In May and June, it gave out 1,500 branded USB ports to HR executives, personnel departments and company controllers. “They were very pleased with what they were able to get out of the program,” says Phil Masiello, vice president of sales at HyGrade Business, which created the effort. “They were looking for a marketing tool that could carry the brand name that salespeople could give out to clients that wouldn’t just end up in the desk.”

The USB ports contained materials that were helpful to the sales staff’s presentation and also functioned as a powerful leave behind chocked full information about Right Choice Health’s offerings.

What’s more, it contained a widget. This branded piece of software, which functions when the logoed USB is plugged in, offers the user the chance to get up-to-the-minute information about traffic, weather and other news through the Web. “It’s useful,” says Masiello, so the client is more likely to use it again and again.

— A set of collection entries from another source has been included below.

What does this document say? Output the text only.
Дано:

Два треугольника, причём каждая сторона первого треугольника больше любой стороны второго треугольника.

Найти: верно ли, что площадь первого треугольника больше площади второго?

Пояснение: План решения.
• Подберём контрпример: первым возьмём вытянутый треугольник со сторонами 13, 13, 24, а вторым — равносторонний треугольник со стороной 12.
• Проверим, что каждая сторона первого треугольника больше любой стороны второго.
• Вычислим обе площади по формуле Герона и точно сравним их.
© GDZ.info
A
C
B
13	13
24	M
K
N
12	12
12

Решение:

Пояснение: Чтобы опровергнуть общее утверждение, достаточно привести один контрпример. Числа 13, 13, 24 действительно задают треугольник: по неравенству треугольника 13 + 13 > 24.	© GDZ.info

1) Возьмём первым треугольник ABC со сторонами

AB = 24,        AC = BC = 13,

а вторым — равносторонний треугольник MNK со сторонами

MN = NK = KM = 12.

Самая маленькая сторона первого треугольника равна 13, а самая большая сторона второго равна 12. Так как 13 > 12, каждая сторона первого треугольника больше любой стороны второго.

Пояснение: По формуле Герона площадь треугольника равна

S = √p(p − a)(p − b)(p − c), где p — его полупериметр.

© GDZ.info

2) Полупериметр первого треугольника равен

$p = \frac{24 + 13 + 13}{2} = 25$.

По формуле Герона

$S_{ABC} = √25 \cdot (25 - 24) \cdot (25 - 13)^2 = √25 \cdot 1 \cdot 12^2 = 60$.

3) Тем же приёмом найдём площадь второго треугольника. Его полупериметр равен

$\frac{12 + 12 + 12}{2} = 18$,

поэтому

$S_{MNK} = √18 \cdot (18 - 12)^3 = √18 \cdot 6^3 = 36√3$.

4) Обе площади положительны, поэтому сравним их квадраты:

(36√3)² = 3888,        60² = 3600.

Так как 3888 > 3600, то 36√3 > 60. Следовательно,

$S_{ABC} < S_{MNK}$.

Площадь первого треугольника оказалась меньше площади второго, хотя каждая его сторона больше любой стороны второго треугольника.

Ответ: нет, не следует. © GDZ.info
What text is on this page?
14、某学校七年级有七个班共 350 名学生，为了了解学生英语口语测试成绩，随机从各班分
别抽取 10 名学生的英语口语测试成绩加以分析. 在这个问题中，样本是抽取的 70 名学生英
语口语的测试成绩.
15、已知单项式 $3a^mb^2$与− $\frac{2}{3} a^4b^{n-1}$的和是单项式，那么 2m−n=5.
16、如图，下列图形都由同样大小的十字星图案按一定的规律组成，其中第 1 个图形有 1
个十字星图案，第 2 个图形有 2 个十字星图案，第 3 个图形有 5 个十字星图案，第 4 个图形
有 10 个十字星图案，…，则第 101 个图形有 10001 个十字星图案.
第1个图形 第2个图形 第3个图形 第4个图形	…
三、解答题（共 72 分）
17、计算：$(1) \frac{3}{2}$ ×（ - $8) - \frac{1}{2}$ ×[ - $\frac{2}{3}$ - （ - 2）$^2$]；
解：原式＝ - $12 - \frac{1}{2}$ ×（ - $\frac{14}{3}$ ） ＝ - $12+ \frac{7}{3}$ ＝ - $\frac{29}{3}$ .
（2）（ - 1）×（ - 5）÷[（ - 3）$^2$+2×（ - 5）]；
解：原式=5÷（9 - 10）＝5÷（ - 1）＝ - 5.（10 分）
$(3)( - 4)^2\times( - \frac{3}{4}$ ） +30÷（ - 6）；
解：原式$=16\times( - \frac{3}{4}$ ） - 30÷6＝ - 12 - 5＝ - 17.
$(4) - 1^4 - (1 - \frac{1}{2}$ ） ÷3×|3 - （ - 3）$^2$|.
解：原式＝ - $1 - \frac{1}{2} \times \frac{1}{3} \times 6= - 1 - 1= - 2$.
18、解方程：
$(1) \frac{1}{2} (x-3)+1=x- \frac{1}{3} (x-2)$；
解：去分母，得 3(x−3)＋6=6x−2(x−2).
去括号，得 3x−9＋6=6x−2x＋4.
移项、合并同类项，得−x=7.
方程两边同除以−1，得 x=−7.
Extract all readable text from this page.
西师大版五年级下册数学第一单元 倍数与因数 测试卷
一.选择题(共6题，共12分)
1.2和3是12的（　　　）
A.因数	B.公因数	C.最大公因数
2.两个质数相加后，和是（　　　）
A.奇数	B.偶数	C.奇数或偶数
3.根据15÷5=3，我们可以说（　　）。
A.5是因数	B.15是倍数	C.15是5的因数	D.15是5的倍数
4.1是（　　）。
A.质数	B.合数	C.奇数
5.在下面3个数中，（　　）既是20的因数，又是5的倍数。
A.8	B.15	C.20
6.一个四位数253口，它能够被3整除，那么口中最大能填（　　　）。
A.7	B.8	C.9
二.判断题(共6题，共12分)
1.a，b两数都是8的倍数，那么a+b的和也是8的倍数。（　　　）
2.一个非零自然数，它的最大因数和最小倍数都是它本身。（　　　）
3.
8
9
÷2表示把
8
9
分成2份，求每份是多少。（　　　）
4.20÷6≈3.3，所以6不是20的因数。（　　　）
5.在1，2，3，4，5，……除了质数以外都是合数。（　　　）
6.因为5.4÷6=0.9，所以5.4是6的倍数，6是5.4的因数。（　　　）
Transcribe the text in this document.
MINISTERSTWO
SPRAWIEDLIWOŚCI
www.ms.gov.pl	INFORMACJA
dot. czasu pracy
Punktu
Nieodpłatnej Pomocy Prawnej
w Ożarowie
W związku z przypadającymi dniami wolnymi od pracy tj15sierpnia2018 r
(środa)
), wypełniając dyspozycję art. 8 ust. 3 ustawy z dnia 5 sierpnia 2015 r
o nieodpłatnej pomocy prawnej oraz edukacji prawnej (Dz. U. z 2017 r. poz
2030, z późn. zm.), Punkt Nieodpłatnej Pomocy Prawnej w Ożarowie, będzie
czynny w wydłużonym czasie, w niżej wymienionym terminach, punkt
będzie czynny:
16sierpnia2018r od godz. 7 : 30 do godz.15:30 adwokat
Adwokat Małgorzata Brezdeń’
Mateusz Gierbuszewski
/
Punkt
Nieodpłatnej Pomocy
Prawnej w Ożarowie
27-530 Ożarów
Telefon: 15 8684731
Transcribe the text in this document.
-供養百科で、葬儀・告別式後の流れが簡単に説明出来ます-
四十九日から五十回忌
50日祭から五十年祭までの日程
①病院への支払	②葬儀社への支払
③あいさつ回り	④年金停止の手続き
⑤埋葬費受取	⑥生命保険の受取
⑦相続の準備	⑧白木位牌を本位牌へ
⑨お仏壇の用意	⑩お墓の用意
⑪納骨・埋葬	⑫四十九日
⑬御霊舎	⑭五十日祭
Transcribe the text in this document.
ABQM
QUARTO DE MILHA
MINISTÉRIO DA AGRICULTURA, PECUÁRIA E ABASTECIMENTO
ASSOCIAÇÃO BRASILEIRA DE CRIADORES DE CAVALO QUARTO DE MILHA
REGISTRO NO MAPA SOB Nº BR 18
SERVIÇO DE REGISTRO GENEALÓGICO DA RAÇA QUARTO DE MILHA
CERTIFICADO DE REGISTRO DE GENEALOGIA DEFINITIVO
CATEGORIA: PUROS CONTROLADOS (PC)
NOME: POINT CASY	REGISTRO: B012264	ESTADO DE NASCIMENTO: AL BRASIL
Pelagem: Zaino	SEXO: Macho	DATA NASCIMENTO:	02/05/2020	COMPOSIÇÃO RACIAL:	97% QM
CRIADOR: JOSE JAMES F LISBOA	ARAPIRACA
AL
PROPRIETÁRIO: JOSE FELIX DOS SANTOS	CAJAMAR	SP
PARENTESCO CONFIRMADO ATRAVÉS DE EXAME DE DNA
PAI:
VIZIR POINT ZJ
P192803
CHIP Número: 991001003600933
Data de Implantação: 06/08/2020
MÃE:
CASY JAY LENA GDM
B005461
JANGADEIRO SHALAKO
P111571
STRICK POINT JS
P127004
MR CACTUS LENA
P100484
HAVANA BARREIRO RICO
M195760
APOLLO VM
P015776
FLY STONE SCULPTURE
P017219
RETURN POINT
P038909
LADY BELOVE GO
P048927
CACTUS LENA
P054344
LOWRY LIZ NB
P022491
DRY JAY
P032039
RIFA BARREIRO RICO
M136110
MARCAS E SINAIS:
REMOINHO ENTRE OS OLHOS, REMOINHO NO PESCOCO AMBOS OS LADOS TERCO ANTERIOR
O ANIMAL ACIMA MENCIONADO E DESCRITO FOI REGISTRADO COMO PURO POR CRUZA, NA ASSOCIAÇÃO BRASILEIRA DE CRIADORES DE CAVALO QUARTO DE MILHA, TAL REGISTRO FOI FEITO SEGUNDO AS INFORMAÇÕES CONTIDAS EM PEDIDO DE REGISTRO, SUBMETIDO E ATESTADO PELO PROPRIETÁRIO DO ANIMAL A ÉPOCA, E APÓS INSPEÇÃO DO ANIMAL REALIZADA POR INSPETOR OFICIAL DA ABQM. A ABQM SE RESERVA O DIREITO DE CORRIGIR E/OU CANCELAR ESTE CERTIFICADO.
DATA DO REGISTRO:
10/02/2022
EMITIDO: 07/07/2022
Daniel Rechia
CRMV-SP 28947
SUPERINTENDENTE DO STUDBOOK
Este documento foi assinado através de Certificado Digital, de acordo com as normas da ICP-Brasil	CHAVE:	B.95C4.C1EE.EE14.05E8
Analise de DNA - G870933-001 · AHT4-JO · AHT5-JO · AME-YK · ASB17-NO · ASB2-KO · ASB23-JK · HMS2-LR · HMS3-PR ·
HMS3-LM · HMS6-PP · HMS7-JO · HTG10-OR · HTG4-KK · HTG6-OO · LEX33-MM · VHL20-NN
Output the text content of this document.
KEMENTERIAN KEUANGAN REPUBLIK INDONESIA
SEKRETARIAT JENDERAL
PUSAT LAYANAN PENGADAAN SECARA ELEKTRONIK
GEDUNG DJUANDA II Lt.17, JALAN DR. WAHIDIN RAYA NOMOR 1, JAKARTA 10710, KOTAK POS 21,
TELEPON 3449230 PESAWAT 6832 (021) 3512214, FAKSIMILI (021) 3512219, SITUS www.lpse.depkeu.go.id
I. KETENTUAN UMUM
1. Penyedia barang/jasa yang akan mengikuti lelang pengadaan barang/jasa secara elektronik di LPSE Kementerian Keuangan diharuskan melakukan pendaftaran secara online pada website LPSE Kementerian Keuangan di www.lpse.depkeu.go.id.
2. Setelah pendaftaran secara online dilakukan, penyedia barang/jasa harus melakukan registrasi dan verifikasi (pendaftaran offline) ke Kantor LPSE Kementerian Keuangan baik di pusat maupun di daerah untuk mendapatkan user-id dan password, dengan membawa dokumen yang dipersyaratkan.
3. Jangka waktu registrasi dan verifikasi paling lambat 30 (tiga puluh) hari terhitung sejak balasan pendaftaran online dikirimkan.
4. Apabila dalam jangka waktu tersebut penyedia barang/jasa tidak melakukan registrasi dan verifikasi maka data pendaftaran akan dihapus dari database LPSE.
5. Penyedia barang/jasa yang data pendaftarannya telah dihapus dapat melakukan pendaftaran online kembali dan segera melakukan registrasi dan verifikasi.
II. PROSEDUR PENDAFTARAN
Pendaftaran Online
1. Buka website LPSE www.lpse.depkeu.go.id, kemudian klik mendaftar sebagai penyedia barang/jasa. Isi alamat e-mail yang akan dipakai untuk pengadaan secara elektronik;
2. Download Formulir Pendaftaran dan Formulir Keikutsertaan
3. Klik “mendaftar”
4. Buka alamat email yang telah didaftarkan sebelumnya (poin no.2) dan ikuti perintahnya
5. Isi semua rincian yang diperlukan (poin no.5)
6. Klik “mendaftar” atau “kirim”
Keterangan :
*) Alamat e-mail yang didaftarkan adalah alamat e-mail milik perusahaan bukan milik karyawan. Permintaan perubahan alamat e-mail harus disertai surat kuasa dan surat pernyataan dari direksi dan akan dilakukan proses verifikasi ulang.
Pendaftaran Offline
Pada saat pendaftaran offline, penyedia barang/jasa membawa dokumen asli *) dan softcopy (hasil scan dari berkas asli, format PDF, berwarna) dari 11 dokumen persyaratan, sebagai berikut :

“This way they always have the brand in front of them,” he says. “It’s a very inexpensive tweak to a standard USB that provides a bunch of other marketing tools for the client. In the grand scheme of things, it’s an inexpensive upgrade that adds in impressions. In promotion, you are always looking for something that will have retention power. This particular USB will take precedent over any other item you could possibly give them.”